Так бы, может, и вообще ничего не было, если бы в сумерки в лесу не напоролись мы на дезертиров.
Было их всего человека четыре, и, как видно, они нас испугались больше, чем мы их, но один из них со страху стал палить и попал, дурак паршивый, мне выше локтя. Сказать правду, мы бы с тобой это и за рану не посчитали, но спутница моя отнеслась ко всему ужасно серьезно. Уж она и примачивала и прикладывала - все так важно, смешно было смотреть.
На ночь костра мы не разводили, просидели до свету под моей курткой. Девчушка, пока перевязывала, так ко мне попривыкла, что теперь привалилась к моему боку и уснула. Так и спала, уткнувшись лицом в карман моей гимнастерки. Помню, все вздрагивала.
И вот я поселил Машу в городе у дальней своей тетки, а сам сразу же уехал в армию. Вернулся через полгода. Жили они без меня плохо, меня, видно, ждали, только обо мне и говорили. Я для них стал вроде каким-то сказочным богатырем. Маша при виде меня и краснела и белела, а потом, гляжу, стала поплакивать. Помню, вывел я тогда ее для объяснения в сад: давай, мол, выкладывай, что с тобой такое. Никак не могла сказать, а потом вдруг взглянула да как брякнет: «Ведь вам на дворянках жениться нельзя?» - «Почему же нельзя?» - говорю. Она опустила голову, хочет сказать, губы дрожат, ну никак не может, несколько раз собиралась, пока сказала:
«А ведь я офицерская дочка».
Потом, помнишь, была Украина, потом польский фронт, потом Булах-Булахович. Я тебе говорил тогда: «Меня невеста ждет», полушутя, но и полусерьезно.
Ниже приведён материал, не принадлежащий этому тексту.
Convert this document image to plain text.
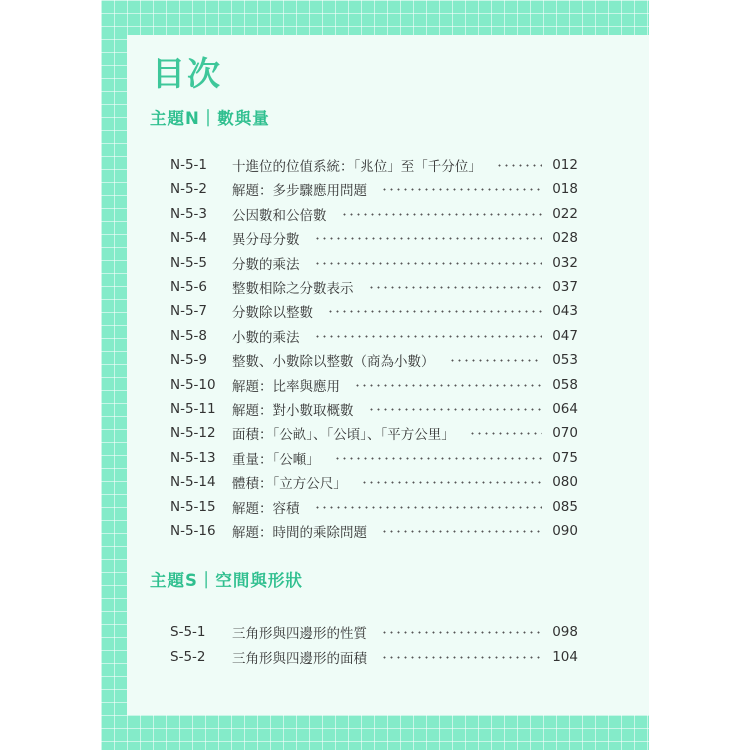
目次
主題N｜數與量
N-5-1	十進位的位值系統：「兆位」至「千分位」	012
N-5-2	解題：多步驟應用問題	018
N-5-3	公因數和公倍數	022
N-5-4	異分母分數	028
N-5-5	分數的乘法	032
N-5-6	整數相除之分數表示	037
N-5-7	分數除以整數	043
N-5-8	小數的乘法	047
N-5-9	整數、小數除以整數（商為小數）	053
N-5-10	解題：比率與應用	058
N-5-11	解題：對小數取概數	064
N-5-12	面積：「公畝」、「公頃」、「平方公里」	070
N-5-13	重量：「公噸」	075
N-5-14	體積：「立方公尺」	080
N-5-15	解題：容積	085
N-5-16	解題：時間的乘除問題	090
主題S｜空間與形狀
S-5-1	三角形與四邊形的性質	098
S-5-2	三角形與四邊形的面積	104
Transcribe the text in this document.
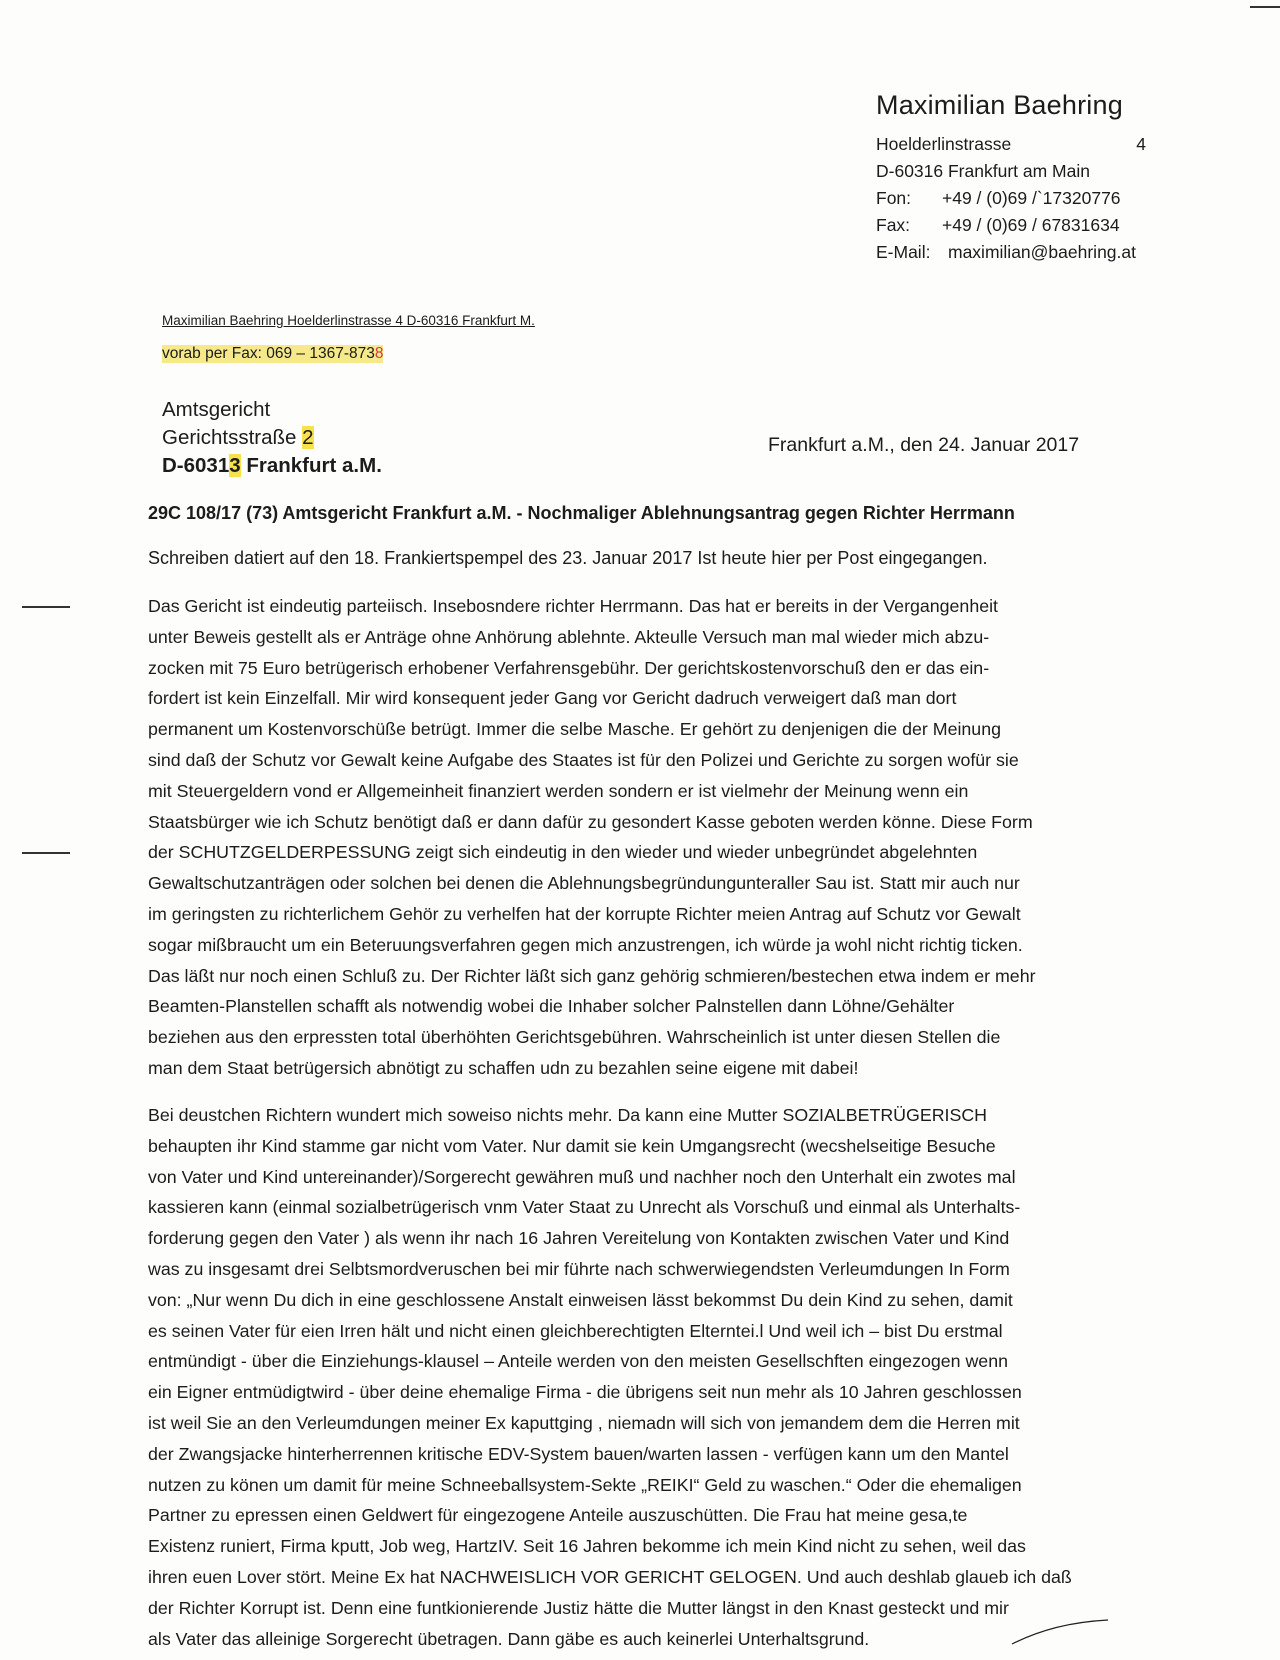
Maximilian Baehring
Hoelderlinstrasse	4
D-60316 Frankfurt am Main
Fon:	+49 / (0)69 /`17320776
Fax:	+49 / (0)69 / 67831634
E-Mail:	maximilian@baehring.at
Maximilian Baehring Hoelderlinstrasse 4 D-60316 Frankfurt M.
vorab per Fax: 069 – 1367-8738
Amtsgericht
Gerichtsstraße 2
D-60313 Frankfurt a.M.
Frankfurt a.M., den 24. Januar 2017
29C 108/17 (73) Amtsgericht Frankfurt a.M. - Nochmaliger Ablehnungsantrag gegen Richter Herrmann
Schreiben datiert auf den 18. Frankiertspempel des 23. Januar 2017 Ist heute hier per Post eingegangen.
Das Gericht ist eindeutig parteiisch. Insebosndere richter Herrmann. Das hat er bereits in der Vergangenheit
unter Beweis gestellt als er Anträge ohne Anhörung ablehnte. Akteulle Versuch man mal wieder mich abzu-
zocken mit 75 Euro betrügerisch erhobener Verfahrensgebühr. Der gerichtskostenvorschuß den er das ein-
fordert ist kein Einzelfall. Mir wird konsequent jeder Gang vor Gericht dadruch verweigert daß man dort
permanent um Kostenvorschüße betrügt. Immer die selbe Masche. Er gehört zu denjenigen die der Meinung
sind daß der Schutz vor Gewalt keine Aufgabe des Staates ist für den Polizei und Gerichte zu sorgen wofür sie
mit Steuergeldern vond er Allgemeinheit finanziert werden sondern er ist vielmehr der Meinung wenn ein
Staatsbürger wie ich Schutz benötigt daß er dann dafür zu gesondert Kasse geboten werden könne. Diese Form
der SCHUTZGELDERPESSUNG zeigt sich eindeutig in den wieder und wieder unbegründet abgelehnten
Gewaltschutzanträgen oder solchen bei denen die Ablehnungsbegründungunteraller Sau ist. Statt mir auch nur
im geringsten zu richterlichem Gehör zu verhelfen hat der korrupte Richter meien Antrag auf Schutz vor Gewalt
sogar mißbraucht um ein Beteruungsverfahren gegen mich anzustrengen, ich würde ja wohl nicht richtig ticken.
Das läßt nur noch einen Schluß zu. Der Richter läßt sich ganz gehörig schmieren/bestechen etwa indem er mehr
Beamten-Planstellen schafft als notwendig wobei die Inhaber solcher Palnstellen dann Löhne/Gehälter
beziehen aus den erpressten total überhöhten Gerichtsgebühren. Wahrscheinlich ist unter diesen Stellen die
man dem Staat betrügersich abnötigt zu schaffen udn zu bezahlen seine eigene mit dabei!
Bei deustchen Richtern wundert mich soweiso nichts mehr. Da kann eine Mutter SOZIALBETRÜGERISCH
behaupten ihr Kind stamme gar nicht vom Vater. Nur damit sie kein Umgangsrecht (wecshelseitige Besuche
von Vater und Kind untereinander)/Sorgerecht gewähren muß und nachher noch den Unterhalt ein zwotes mal
kassieren kann (einmal sozialbetrügerisch vnm Vater Staat zu Unrecht als Vorschuß und einmal als Unterhalts-
forderung gegen den Vater ) als wenn ihr nach 16 Jahren Vereitelung von Kontakten zwischen Vater und Kind
was zu insgesamt drei Selbtsmordveruschen bei mir führte nach schwerwiegendsten Verleumdungen In Form
von: „Nur wenn Du dich in eine geschlossene Anstalt einweisen lässt bekommst Du dein Kind zu sehen, damit
es seinen Vater für eien Irren hält und nicht einen gleichberechtigten Elterntei.l Und weil ich – bist Du erstmal
entmündigt - über die Einziehungs-klausel – Anteile werden von den meisten Gesellschften eingezogen wenn
ein Eigner entmüdigtwird - über deine ehemalige Firma - die übrigens seit nun mehr als 10 Jahren geschlossen
ist weil Sie an den Verleumdungen meiner Ex kaputtging , niemadn will sich von jemandem dem die Herren mit
der Zwangsjacke hinterherrennen kritische EDV-System bauen/warten lassen - verfügen kann um den Mantel
nutzen zu könen um damit für meine Schneeballsystem-Sekte „REIKI“ Geld zu waschen.“ Oder die ehemaligen
Partner zu epressen einen Geldwert für eingezogene Anteile auszuschütten. Die Frau hat meine gesa,te
Existenz runiert, Firma kputt, Job weg, HartzIV. Seit 16 Jahren bekomme ich mein Kind nicht zu sehen, weil das
ihren euen Lover stört. Meine Ex hat NACHWEISLICH VOR GERICHT GELOGEN. Und auch deshlab glaueb ich daß
der Richter Korrupt ist. Denn eine funtkionierende Justiz hätte die Mutter längst in den Knast gesteckt und mir
als Vater das alleinige Sorgerecht übetragen. Dann gäbe es auch keinerlei Unterhaltsgrund.
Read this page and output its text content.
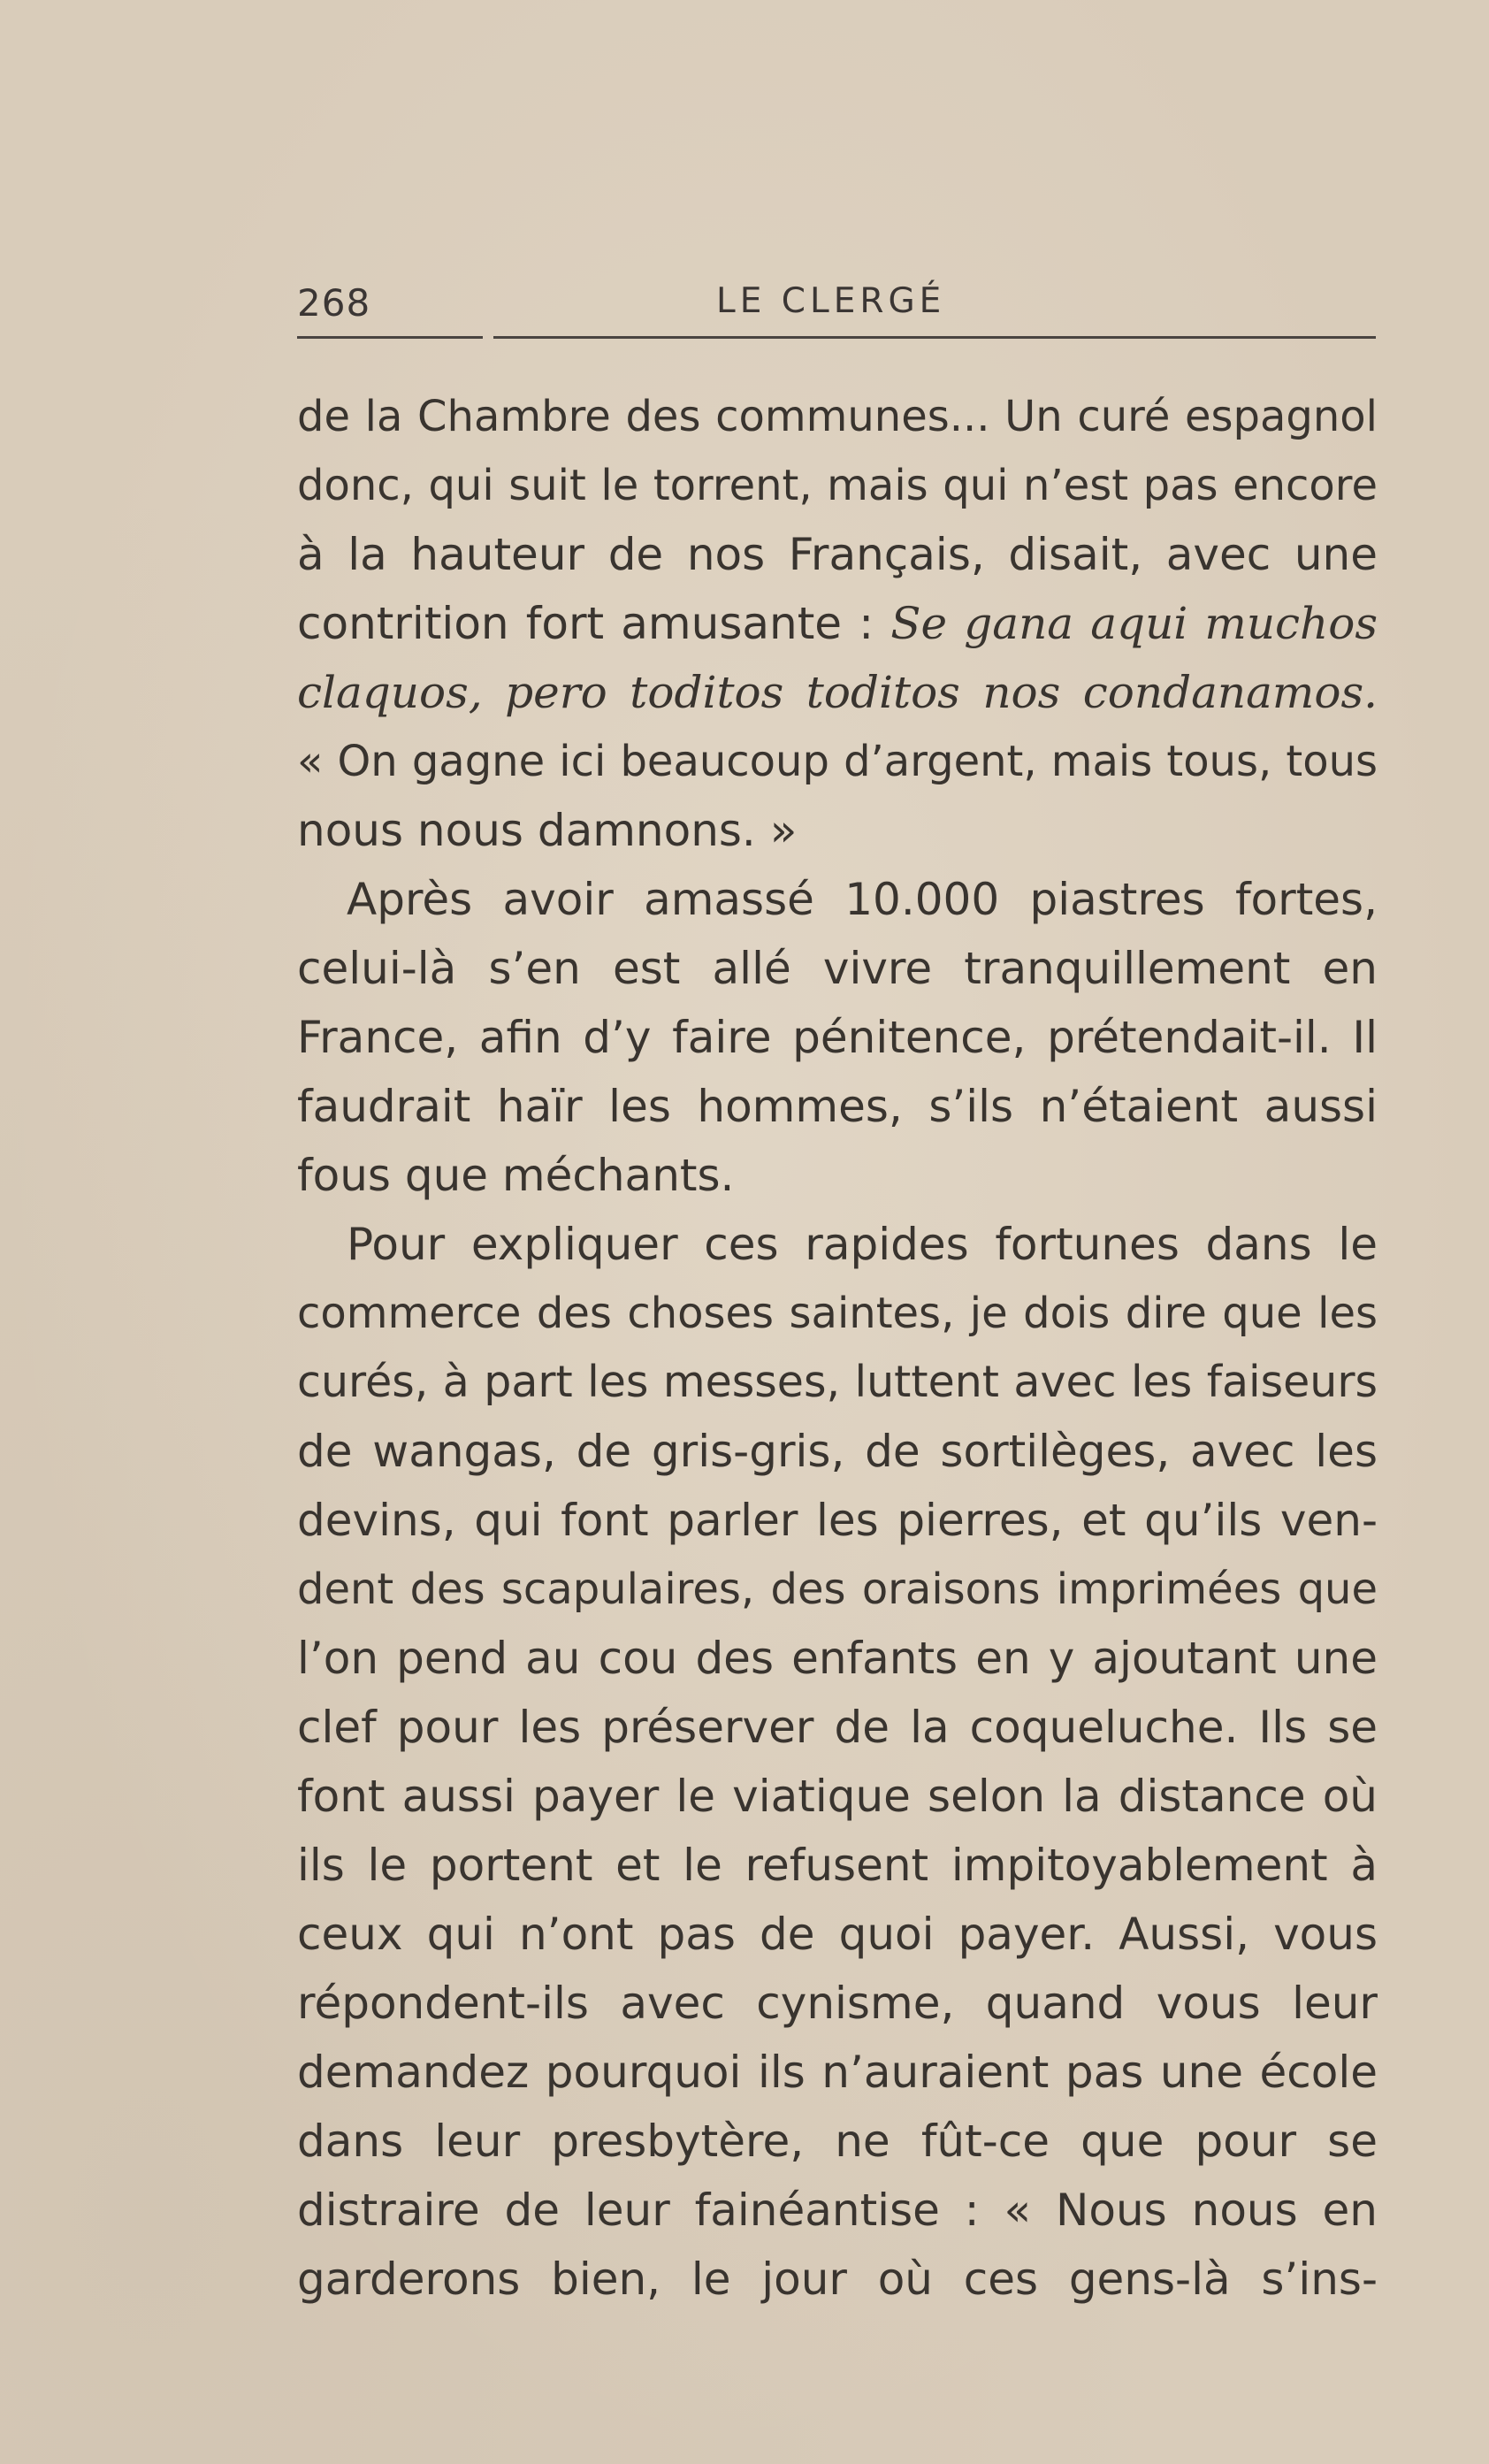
268	LE CLERGÉ
de la Chambre des communes... Un curé espagnol
donc, qui suit le torrent, mais qui n’est pas encore
à la hauteur de nos Français, disait, avec une
contrition fort amusante : Se gana aqui muchos
claquos, pero toditos toditos nos condanamos.
« On gagne ici beaucoup d’argent, mais tous, tous
nous nous damnons. »
Après avoir amassé 10.000 piastres fortes,
celui-là s’en est allé vivre tranquillement en
France, afin d’y faire pénitence, prétendait-il. Il
faudrait haïr les hommes, s’ils n’étaient aussi
fous que méchants.
Pour expliquer ces rapides fortunes dans le
commerce des choses saintes, je dois dire que les
curés, à part les messes, luttent avec les faiseurs
de wangas, de gris-gris, de sortilèges, avec les
devins, qui font parler les pierres, et qu’ils ven-
dent des scapulaires, des oraisons imprimées que
l’on pend au cou des enfants en y ajoutant une
clef pour les préserver de la coqueluche. Ils se
font aussi payer le viatique selon la distance où
ils le portent et le refusent impitoyablement à
ceux qui n’ont pas de quoi payer. Aussi, vous
répondent-ils avec cynisme, quand vous leur
demandez pourquoi ils n’auraient pas une école
dans leur presbytère, ne fût-ce que pour se
distraire de leur fainéantise : « Nous nous en
garderons bien, le jour où ces gens-là s’ins-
Я сам ее очень ждал. Почта тогда ходила плохо, писем от них не было, и я не имел от них никаких известий, пока не приехал следом за тобой в наш город уже твоим заместителем. Дело было зимой. С вокзала пошел я к тетке, - оказалось, что она умерла, а куда делась Маша, никто не знал. «Голодали они очень», - сказали соседи. Я был в исполкоме, и всюду- нигде она не записана, карточки на нее не выданы. Я собирался ее через наш розыск искать - и встретил в сумерках на улице. Господи, как изменилась! Не выдержал я, сгреб ее, мою, мою собственную, и думаю: ну теперь не отпущу. А одета она была - на голове-то треух с ушами, зато ноги стоят в снегу все одно что босые, чувяки какие-то. Снял я свои рукавицы, хочу ей хоть ноги одеть, а она ничего не понимает, «ты, ты», - говорит. «Ну пойдем, говорю, где живешь?» А она как-то помолчала и отвечает: «Здесь, у одной слепой бабушки».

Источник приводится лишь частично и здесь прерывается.